Jackie

 

Biopics are a tricky ask. Stick too close to the history books and the end product can be rote or soporific. Stray too far and it feels implausible or revisionist. When it comes to Kennedy, all cinematic paths have already been trod. How do you find anything new to say in exploring the truth of JFK? Jackie considers this dilemma and comes up with an interesting solution: make a film that’s about the struggle to tell history.

Though the film is partly about Jackie Kennedy coming to terms with her husband’s death, it’s really more a study of how people react to momentous events – and how those responses can shape history as much as the events themselves. And it’s about fame too: about how one deals with tragedy whilst in the public eye.

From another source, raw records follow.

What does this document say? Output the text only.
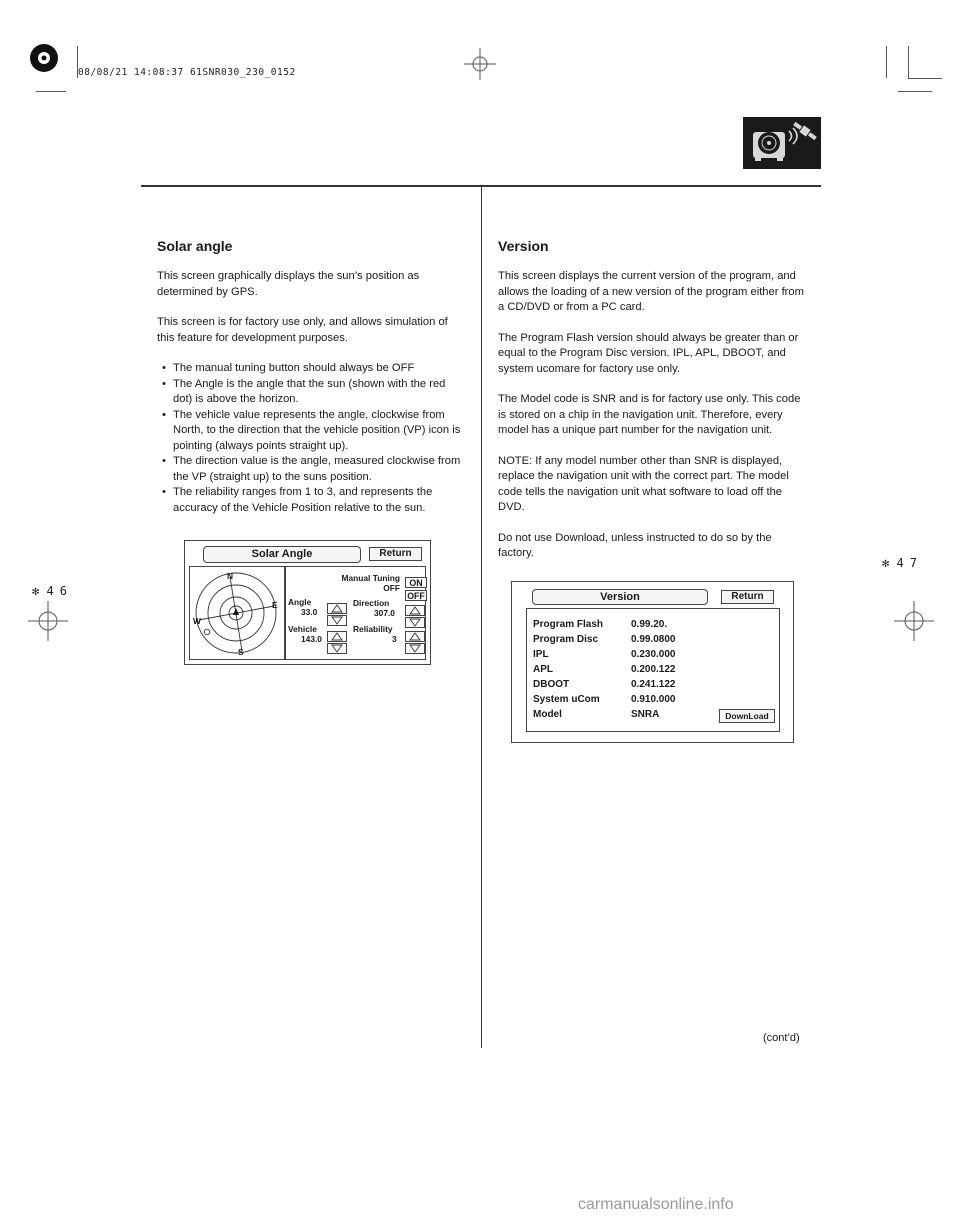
08/08/21 14:08:37 61SNR030_230_0152
Solar angle

This screen graphically displays the sun’s position as determined by GPS.

This screen is for factory use only, and allows simulation of this feature for development purposes.

• The manual tuning button should always be OFF
• The Angle is the angle that the sun (shown with the red dot) is above the horizon.
• The vehicle value represents the angle, clockwise from North, to the direction that the vehicle position (VP) icon is pointing (always points straight up).
• The direction value is the angle, measured clockwise from the VP (straight up) to the suns position.
• The reliability ranges from 1 to 3, and represents the accuracy of the Vehicle Position relative to the sun.
Solar Angle	Return
N
E
S
W
Manual Tuning
OFF	ON
OFF
Angle
33.0
Direction
307.0
Vehicle
143.0
Reliability
3
✻ 46
Version

This screen displays the current version of the program, and allows the loading of a new version of the program either from a CD/DVD or from a PC card.

The Program Flash version should always be greater than or equal to the Program Disc version. IPL, APL, DBOOT, and system ucomare for factory use only.

The Model code is SNR and is for factory use only. This code is stored on a chip in the navigation unit. Therefore, every model has a unique part number for the navigation unit.

NOTE: If any model number other than SNR is displayed, replace the navigation unit with the correct part. The model code tells the navigation unit what software to load off the DVD.

Do not use Download, unless instructed to do so by the factory.

Version	Return
Program Flash	0.99.20.
Program Disc	0.99.0800
IPL	0.230.000
APL	0.200.122
DBOOT	0.241.122
System uCom	0.910.000
Model	SNRA	DownLoad
✻ 47
(cont’d)
carmanualsonline.info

It all starts rather slow and methodical, artifact rather than art. It seems cold, even distant, while Natalie Portman’s performance appears overly mannered and actorly. Once it becomes evident that this is all deliberate, the film is able to hit its stride. It’s a performance within a performance: the Jackie Kennedy who presents herself to the public wants to control how she’s perceived. In the aftermath of her husband’s death, this desire for control quickly leaves her conflicted. How should she grieve? How should she appear to be grieving?

As it transpires, Portman’s performance is excellent, assuredly judging both the public and private aspects of the First Lady’s demeanour. She’s uncannily close to archive footage of Jackie Kennedy when she needs to be, but reaches beyond the public facade to find an honest and nuanced depiction of a regular person repressed by fame.

There isn’t much narrative here at all. Certainly no hints of the intrigue or politics that gripped the nation at the time. The focus is tight, even suffocating. There’s a framing device, in the form of a journalist interviewing Jackie some time after the event, while what story there is takes place in just four days following the assassination. Even this isn’t quite presented linearly and is itself intercut with flashbacks to past events. The constant jumping in time creates a dream-like effect, underpinned by some similarly dreamy cinematography and a fascinating, balletic, almost funereal score that obscures the transitions between scenes.

Chilean director Pablo Larrain has crafted a thoroughly un-American American biopic; indeed, it has more in common with European art-house theatre than Hollywood blockbusters. The theatrical music, the disjointed narrative, the focus on tone and theme rather than plot. None of this makes it better or worse than what has come before, but it certainly makes it more unexpected. By the time the film actually shows us JFK’s death in the final act, we’ve forgotten we were likely to see it: though it marks a form of acceptance for Jackie, its narrative – and graphic – explicitness is a jolt to the audience.

It’s an important reminder of the ugliness of death, and it juxtaposes perfectly with Jackie’s attempts to render it beautiful. She wants so much for her husband to be remembered for his life and his achievements – she wants her response to be majestic and dignified. But ultimately she can’t help but have a very human response to a very human tragedy. In a similar way, though the film may have a chilly exterior, ultimately it finds a soulful intimacy – taken as a whole, it’s thoughtful, moving and rather enchanting.